Le président américain, Donald Trump, a annoncé lundi qu'il espérait tenir des réunions avec son homologue brésilien, Luiz Inacio Lula da Silva, à la fois au Brésil et aux États-Unis, après avoir maintenu une vidéoconférence avec lui qu'il a décrite comme «très bonne».
« Ce matin, j'ai eu une très bonne conversation téléphonique avec le président Lula, du Brésil. Nous avons parlé de nombreuses questions, mais nous nous sommes concentrés principalement sur l'économie et le commerce entre nos deux pays », a déclaré Social Truth.
« Nous continuerons de parler et nous nous rencontrerons bientôt, au Brésil et aux États-Unis. J'ai vraiment apprécié la conversation. Nos pays feront très bien ensemble! » Il a ajouté.
L'appel, le premier entre les deux, s'est concentré sur les tarifs à 50% que les États-Unis appliquent depuis août à une grande partie des produits brésiliens en représailles pour le procès contre l'ancien président du Brésil, Jair Bolsonaro, un allié de Trump condamné à 27 ans de prison pour avoir tenté un coup d'État après avoir perdu les élections contre Lula.
Le président brésilien a souligné que le Brésil est l'un des trois pays du G20 dont les relations commerciales avec les États-Unis lancent un excédent de l'économie américaine et ont demandé l'élimination du supplément aux produits brésiliens, ainsi que l'annulation des mesures restrictives mises en œuvre contre différentes autorités du pays sud-américain.
Lula a rappelé dans le message que le dialogue nous a permis de revoir la «bonne chimie» connue lors de sa récente réunion à New York, dans le cadre de l'Assemblée générale des Nations Unies, et a souligné l'importance de «restaurer les relations amicales de 201 ans entre les deux plus grandes démocraties de l'Occident».
Au cours de la conversation, Trump a nommé le secrétaire d'État, Marco Rubio, pour diriger de nouvelles négociations avec le vice-président Geraldo Alckmin, le ministre des Affaires étrangères Mauro Vieira et le ministre des Finances Fernando Haddad. Lula et Trump ont exprimé l'intention de rencontrer bientôt en personne, suggérant le sommet de l'ANASE en Malaisie comme scénario possible, en plus de réitérer l'invitation au leader américain à participer au COP30, qui se tiendra à Belém, au Brésil. Lula a également souligné sa volonté de se rendre aux États-Unis pour résoudre ces problèmes dans un avenir proche.
La communication directe entre les deux présidents s'est produite tandis que les effets de l'escalade commerciale brusque décidés par la Maison Blanche en août dernier persistent.

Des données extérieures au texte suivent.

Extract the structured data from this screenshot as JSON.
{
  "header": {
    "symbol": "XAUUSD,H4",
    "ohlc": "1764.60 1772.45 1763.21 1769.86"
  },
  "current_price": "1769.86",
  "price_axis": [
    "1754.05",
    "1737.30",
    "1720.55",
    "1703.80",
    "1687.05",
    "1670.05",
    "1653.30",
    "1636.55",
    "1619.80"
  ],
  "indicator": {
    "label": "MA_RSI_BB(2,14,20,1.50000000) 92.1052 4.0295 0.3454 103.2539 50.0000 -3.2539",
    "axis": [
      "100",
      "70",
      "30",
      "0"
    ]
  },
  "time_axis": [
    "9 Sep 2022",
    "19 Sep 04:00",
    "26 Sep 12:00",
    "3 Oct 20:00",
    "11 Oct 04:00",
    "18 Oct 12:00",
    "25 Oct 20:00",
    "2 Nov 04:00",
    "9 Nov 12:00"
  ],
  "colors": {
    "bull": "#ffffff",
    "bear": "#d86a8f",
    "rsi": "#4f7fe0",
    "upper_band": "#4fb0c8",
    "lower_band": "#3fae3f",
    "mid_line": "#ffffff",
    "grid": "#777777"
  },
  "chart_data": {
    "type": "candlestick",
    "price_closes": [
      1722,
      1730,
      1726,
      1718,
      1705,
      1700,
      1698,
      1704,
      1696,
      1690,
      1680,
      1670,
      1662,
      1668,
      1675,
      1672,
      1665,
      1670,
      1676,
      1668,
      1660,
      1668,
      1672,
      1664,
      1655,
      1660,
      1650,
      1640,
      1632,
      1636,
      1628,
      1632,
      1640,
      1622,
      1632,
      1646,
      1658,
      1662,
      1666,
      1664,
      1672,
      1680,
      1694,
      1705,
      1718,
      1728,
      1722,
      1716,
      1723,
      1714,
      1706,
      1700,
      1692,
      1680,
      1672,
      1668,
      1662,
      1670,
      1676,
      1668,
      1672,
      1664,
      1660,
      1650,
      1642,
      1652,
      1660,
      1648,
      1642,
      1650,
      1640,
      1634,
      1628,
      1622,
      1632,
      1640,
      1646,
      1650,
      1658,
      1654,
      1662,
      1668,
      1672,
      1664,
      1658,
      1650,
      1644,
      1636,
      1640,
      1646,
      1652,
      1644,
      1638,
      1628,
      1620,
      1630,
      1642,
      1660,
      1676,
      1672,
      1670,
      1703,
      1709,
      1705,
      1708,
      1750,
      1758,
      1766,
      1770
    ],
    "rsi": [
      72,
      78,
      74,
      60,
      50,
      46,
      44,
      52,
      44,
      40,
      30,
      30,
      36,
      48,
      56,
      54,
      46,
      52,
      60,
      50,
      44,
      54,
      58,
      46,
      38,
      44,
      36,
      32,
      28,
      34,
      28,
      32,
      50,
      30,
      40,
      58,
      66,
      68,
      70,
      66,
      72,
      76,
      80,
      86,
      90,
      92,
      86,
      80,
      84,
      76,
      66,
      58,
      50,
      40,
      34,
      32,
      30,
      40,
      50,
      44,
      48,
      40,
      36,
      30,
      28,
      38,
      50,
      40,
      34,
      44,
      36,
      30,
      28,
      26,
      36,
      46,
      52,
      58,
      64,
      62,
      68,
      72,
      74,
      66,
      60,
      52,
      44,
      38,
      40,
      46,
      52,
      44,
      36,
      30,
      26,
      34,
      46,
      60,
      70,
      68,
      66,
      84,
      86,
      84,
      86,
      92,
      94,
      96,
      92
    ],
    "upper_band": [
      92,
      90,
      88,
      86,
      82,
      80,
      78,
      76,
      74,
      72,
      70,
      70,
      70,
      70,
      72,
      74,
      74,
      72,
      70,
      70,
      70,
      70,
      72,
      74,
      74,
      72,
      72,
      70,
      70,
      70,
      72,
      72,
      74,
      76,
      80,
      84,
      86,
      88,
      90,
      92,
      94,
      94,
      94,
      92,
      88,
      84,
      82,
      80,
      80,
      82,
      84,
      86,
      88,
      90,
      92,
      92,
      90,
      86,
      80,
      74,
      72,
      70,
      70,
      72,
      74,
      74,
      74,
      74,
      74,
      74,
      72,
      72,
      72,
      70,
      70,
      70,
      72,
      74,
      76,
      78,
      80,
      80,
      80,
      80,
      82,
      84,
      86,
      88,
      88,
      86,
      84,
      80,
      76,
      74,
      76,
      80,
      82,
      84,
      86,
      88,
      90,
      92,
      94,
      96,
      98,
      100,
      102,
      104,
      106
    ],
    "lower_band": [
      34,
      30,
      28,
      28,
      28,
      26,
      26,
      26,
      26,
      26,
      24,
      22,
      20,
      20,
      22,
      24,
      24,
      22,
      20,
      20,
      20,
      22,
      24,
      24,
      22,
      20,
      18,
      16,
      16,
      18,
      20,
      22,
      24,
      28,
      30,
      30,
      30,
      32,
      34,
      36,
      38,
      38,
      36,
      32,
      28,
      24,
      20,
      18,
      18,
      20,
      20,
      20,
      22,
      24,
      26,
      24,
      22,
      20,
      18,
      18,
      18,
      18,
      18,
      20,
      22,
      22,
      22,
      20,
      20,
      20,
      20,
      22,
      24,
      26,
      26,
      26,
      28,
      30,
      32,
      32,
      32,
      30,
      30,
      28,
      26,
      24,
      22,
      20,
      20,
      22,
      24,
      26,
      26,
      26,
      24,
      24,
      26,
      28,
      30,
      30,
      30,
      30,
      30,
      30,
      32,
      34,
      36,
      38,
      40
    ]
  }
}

Le 6 août, des tarifs sont entrés en vigueur qui ont augmenté en cinq fois les taux appliqués aux produits brésiliens, atteignant 50% pour de nombreux produits d'exportation clés, tels que le café, la viande et le sucre. L'impact de ces prélèvements est calculé sur environ 36% du commerce brésilien avec le marché américain, l'une des principales destinations des exportations brésiliennes.

La tension diplomatique et commerciale croissante entre les États-Unis et le Brésil, exacerbée par l'imposition de tarifs du gouvernement de Donald Trump, a également mis en danger une éventuelle alliance stratégique entre les deux pays visant à développer l'exploitation des vastes réserves brésiliennes de terres rares. Cette coopération a cherché à réduire la dépendance américaine de Pékin dans l'approvisionnement de ces minéraux essentiels pour les technologies avancées, mais le conflit politique a arrêté les négociations et a poussé au Brésil à rechercher de nouveaux partenaires internationaux comme la Chine.
La présidence brésilienne a rapporté dans un communiqué que l'appel, dans lequel le président a demandé un examen des tarifs, 30 minutes au cours des dernières minutes et a réussi un ton « amical ».
La déclaration souligne que Lula a proposé une réunion face à face dans le cadre de la Southeast Asian Nations Association (ASEAN), qui se tiendra le 26 octobre à Kuala Lumpur (Malaisie).
Cependant, le leader brésilien a également soulevé la possibilité de se rendre aux États-Unis, et a invité Trump à participer au Sommet des Nations Unies sur le changement climatique (COP30), qui se tiendra en novembre dans la ville amazonienne de Belém.